Het eenige bezwaar, dat men principieel tegen deze Shakespeare-vertolking door dilettanten kan (en moet) aanvoeren, is de verbrokkeling van het stuk door het veelvuldig en veel te langdurige changeeren. Het is niet aan mij, om den regisseur een andere oplossing aan de hand te doen: maar hij had moeten inzien, dat dit geen oplossing was. Dat het late uur het de critiek onmogelijk maakte om het einde te halen (dat zij toch gaarne had gezien!) is een tweede; maar ook voor het publiek waren die telkens terugkeerende ondernemingen uitermate hinderlijk. Een deel van het verdiende succes werd er door bedorven, de qualiteiten van het spel kwamen er zelfs ietwat door in het gedrang. Ware het niet mogelijk geweest door een nog eenvoudiger decoraanduiding het changeeren te voorkomen of tot een minimum te beperken? Ook met het oog op andere dilettanten-uitvoerigen moge dit advies nogmaals gegeven worden: in de eerste plaats tempo!

Daar staan dan gelukkig vele uitstekende dingen tegenover. In de eerste plaats de zeer opmerkelijk, levendige en reëel-sarcastische Beatrice, gespeeld door mej.

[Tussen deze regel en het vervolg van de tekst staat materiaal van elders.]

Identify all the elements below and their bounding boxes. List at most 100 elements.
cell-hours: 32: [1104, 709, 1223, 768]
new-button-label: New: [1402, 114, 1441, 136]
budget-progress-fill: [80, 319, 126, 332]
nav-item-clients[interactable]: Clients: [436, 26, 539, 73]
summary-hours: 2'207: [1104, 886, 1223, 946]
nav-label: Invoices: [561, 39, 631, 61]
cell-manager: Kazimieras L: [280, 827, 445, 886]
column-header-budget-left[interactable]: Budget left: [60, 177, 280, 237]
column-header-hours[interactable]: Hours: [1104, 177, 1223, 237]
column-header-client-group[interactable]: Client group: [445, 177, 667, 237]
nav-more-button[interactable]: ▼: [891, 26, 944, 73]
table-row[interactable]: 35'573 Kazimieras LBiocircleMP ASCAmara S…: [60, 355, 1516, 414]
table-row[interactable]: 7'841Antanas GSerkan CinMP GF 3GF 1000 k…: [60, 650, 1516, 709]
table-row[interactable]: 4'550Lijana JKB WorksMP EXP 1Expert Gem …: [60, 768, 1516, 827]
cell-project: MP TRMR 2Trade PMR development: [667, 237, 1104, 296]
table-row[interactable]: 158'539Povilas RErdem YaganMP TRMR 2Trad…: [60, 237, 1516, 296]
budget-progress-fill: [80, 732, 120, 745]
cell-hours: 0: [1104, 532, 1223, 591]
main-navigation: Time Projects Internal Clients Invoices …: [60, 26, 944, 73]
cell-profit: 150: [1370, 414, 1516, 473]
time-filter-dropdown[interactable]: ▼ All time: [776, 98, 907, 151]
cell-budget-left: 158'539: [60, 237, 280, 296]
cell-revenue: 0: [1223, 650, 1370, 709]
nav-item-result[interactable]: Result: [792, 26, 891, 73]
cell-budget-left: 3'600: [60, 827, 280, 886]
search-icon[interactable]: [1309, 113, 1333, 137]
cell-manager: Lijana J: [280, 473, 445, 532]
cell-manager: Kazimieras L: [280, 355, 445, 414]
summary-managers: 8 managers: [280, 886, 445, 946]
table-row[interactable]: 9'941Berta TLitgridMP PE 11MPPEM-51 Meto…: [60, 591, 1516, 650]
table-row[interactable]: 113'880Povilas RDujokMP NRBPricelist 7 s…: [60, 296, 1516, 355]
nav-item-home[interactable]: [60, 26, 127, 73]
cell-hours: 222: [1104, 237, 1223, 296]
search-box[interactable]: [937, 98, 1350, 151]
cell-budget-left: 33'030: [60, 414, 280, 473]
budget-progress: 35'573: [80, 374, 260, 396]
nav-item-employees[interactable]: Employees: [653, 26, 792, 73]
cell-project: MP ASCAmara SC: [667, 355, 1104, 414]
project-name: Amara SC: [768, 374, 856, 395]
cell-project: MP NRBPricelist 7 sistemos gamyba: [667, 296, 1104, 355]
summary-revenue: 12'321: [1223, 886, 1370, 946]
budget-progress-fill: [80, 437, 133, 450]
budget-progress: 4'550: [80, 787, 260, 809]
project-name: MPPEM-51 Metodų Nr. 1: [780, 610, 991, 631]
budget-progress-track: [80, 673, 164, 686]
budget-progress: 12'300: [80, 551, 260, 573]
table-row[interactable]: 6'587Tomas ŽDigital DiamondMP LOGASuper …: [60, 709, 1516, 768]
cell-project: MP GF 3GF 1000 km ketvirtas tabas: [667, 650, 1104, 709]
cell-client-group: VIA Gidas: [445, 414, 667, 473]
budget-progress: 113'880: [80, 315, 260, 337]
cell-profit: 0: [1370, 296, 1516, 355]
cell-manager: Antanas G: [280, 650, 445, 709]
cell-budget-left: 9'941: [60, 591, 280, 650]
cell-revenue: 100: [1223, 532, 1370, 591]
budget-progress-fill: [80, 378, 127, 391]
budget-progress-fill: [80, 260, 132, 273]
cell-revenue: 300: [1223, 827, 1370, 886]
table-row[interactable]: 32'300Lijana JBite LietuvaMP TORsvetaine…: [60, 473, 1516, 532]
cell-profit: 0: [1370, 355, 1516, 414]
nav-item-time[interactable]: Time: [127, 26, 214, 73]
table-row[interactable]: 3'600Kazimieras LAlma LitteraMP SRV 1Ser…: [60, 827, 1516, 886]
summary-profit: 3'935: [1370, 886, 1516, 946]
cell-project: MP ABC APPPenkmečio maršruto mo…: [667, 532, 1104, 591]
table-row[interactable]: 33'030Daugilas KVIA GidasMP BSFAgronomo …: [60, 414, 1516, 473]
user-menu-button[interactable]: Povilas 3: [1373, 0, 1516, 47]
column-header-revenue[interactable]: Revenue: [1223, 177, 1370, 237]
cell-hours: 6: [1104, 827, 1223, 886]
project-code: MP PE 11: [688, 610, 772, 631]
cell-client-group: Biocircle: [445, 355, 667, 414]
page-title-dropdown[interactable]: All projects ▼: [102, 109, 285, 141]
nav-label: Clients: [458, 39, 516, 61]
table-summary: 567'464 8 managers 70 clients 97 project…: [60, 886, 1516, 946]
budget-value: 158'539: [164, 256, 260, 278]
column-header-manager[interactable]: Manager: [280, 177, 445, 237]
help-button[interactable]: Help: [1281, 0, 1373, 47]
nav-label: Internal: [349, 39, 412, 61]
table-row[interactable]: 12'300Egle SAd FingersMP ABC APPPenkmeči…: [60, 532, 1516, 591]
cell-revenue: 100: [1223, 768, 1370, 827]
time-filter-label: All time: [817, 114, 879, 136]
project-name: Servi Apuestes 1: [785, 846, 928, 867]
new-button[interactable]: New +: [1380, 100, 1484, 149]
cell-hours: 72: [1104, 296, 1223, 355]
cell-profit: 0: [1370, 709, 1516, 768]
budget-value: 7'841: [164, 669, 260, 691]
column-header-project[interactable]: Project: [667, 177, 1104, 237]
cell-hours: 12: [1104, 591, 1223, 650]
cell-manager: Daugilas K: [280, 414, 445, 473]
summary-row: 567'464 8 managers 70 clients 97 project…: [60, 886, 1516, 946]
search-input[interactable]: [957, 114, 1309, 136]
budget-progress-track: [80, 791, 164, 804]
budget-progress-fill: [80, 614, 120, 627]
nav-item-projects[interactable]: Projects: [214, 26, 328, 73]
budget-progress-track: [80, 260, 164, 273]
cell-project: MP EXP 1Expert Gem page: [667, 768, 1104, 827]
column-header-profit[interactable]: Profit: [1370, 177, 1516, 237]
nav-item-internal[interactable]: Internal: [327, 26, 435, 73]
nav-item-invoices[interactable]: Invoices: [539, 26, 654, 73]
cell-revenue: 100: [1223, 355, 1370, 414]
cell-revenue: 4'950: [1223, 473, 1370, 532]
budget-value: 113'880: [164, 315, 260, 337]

A.A. Burger; zoowel door opvatting als door gebaar en stem mocht deze Beatrice er zijn! Ook voor Benedict (P.H.J. Wichers) mag men veel waardeering hebben, al vatte hij zijn rol stellig te clownesk op, waardoor hij op den duur wat vermoeiend werkte en niet het niveau van zijn partnerin bereikte. De Hero van mej. E.M.A. de Clercq was minder sterk, de Claudio (A. Seret) als officieele minnaar wel aanvaardbaar, al sprak hij wat onduidelijk. Een zeer goede Don Juan (G.D. Cohen Tervaart) en een forsche Pedro van Arragon (M.E. de Jonge), benevens een voortreffelijk stel gerechtsdienaars (C.A. Winkel en P. Cleveringa) moeten hier nog genoemd worden, zonder dat aan de overige medespelenden te kort wil gedaan worden. De dansen, ingestudeerd door mej. Hans Snoek, oogstten terecht veel bijval; aan de costuums was evenveel zorg besteed als aan het decor.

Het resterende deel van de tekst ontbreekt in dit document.